Fleeting dreams of using Trump’s populism to triangulat­e against a Republican­controlled Congress dissolved, he said, when Trump instead decided to move right away to repealing the Affordable Care Act. So Schumer turned to an opposition agenda, doing everything within his limited powers to slow, block or obviate Trump’s agenda.

“We’re in the minority, so we’re not making policy,” Schumer said. “We have to know when to dance and when to fight. The Trump administra­tion has made it harder to dance.”

For the fight, Schumer held together his disparate group of red state moderates, left-wing resistance fight- ers, hard-core policy wonks and everything in between, forming a partisan blast wall against Republican efforts to repeal the health care law, in part via maddening delays of basic Senate business.

Schumer’s schmoozing abilities have been important. “He knows who I am,” said Sen. Joe Manchin III, D-W.Va., who is among the party’s moderates in a state Trump won handily and who has largely opposed Trump’s agenda.

“I tell him when I think he is moving too far to the left,” Manchin said, as when Schumer pushed to filibuster to block Trump’s nomination of Judge Neil Gorsuch to the Supreme Court. “There were no conversati­ons with Harry.”

It was not an article of faith that Schumer could do what he has done. With several Democrats up for re-election next year in states Trump won, both Republican­s and Democrats assumed that those vulnerable lawmakers would be tempted to try to help unravel the health care law, vote for large tax cuts and the like.

“He makes it clear to people that the opposition is about Medicaid cuts for the middle class and working class, not just the poor,” Blumenthal said, explaining the rationale for fighting the health care law repeal. “It’s about opioid treatments, not just reproducti­ve rights.”

Schumer’s central weapon is procedural tricks to slow Trump’s nominees, something that infuriates McConnell. “I don’t like it, and we are not going to do it as a practice,” Schumer said, but “when you’re choosing a Cabinet nominee, especially a controvers­ial one, it makes sense.”

All told, he said, his relationsh­ip with McConnell is an improvemen­t over McConnell’s with Reid. Schumer has repeatedly told McConnell that Democrats would ease up on their obstructio­n once health care was behind them.

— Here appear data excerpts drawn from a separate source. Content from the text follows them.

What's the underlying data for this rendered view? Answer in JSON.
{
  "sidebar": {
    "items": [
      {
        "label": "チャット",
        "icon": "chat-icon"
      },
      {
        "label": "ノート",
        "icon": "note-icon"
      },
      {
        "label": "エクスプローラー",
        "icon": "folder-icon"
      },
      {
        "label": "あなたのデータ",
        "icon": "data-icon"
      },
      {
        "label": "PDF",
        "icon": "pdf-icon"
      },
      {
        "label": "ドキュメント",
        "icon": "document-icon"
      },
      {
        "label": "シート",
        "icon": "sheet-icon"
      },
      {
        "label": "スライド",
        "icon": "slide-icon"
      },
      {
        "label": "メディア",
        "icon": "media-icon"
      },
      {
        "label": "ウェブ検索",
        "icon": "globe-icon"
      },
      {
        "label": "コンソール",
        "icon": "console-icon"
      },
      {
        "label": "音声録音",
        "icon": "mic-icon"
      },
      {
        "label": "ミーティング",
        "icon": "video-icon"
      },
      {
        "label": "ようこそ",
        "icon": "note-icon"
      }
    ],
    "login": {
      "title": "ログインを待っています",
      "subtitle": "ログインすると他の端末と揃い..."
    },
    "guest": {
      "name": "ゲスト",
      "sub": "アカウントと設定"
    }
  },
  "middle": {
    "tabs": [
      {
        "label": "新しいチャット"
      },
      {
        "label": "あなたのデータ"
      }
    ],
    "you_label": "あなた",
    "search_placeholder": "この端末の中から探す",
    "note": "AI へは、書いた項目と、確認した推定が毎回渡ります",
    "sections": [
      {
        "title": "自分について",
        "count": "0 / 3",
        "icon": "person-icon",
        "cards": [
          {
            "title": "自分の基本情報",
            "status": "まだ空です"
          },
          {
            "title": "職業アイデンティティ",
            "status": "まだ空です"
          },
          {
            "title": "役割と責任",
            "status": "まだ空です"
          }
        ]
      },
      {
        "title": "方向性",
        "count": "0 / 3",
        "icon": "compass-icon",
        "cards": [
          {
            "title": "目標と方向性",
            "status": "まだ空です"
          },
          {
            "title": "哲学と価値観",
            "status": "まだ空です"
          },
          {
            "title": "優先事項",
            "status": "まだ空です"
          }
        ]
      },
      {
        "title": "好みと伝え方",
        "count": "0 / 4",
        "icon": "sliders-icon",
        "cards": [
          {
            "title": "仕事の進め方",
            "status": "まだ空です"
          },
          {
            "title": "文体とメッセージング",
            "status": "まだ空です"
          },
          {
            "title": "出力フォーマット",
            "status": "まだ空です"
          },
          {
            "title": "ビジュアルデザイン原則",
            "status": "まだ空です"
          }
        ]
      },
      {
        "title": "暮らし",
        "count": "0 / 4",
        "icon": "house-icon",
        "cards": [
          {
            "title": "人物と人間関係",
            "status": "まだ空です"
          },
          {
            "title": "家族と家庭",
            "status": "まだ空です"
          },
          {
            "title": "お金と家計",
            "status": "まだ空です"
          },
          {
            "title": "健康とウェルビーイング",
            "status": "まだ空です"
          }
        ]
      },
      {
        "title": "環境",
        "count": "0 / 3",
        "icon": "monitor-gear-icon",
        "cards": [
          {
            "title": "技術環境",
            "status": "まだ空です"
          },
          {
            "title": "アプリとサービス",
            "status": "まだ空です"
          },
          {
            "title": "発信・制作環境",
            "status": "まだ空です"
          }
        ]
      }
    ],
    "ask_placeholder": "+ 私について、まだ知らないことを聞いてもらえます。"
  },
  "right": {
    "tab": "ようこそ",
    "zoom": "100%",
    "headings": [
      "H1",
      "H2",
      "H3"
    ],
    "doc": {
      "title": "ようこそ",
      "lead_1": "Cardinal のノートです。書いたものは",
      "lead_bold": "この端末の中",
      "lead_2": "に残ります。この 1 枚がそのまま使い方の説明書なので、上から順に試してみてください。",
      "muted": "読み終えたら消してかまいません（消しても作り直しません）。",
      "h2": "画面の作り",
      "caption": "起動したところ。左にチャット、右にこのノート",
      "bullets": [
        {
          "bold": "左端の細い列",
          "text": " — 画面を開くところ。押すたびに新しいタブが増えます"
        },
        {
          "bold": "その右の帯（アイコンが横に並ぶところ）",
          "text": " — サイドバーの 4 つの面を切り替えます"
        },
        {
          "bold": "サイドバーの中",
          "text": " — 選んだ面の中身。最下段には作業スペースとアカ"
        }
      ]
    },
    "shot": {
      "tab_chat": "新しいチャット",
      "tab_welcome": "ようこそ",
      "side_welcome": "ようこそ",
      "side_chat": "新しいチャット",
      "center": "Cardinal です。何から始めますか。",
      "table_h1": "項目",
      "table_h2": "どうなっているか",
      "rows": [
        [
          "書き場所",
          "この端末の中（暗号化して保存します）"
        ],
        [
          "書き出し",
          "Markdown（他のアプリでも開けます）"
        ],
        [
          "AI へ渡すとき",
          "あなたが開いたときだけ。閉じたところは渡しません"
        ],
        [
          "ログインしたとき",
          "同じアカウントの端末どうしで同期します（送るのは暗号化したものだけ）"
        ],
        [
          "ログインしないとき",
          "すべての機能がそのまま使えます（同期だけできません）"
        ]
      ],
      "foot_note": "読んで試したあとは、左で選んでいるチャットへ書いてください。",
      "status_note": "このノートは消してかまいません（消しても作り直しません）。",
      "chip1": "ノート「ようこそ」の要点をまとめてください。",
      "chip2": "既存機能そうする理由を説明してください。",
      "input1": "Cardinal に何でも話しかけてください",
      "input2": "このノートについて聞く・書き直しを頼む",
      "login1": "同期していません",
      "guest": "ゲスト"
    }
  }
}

“I’ve known Chuck a long time, and he represents his state and his caucus well,” McConnell said in an email before the health care vote. “And while New York and Kentucky are very different places, we respect and work well with each other — even if we are trying to achieve very different goals. The Senate as an institutio­n functions through cooperatio­n and constant conversati­ons with the other side of the aisle.”

Schumer committed one slight toward McConnell that baffled even his closest allies, voting against letting McConnell’s wife, Elaine Chao, become secretary of transporta­tion.

“She would not commit to spending money on transporta­tion,” Schumer said, even though most other Democrats gave her the nod. The move frosted McConnell, several Republican­s said.

Schumer has watched Republican­s struggle with moving from, in Speaker Paul Ryan’s words, an “opposition party to a propositio­n party” — a major reason that Schumer and other Democrats recently rolled out a new economic message and policy platform for Senate and House Democrats.

“He has recognized Democrats need a positive agenda,” said Jim Manley, a former aide to Reid. “And has begun putting that face before his caucus and the public.”

Schumer seems to approach this with his usual blithesome manner, singing show tunes and the Shirelles as he races from phone call to meeting, sliding away from potential pests, a cellphone pressed to his face.

“I love every single member of my caucus,” he said. Oddly, this is likely true.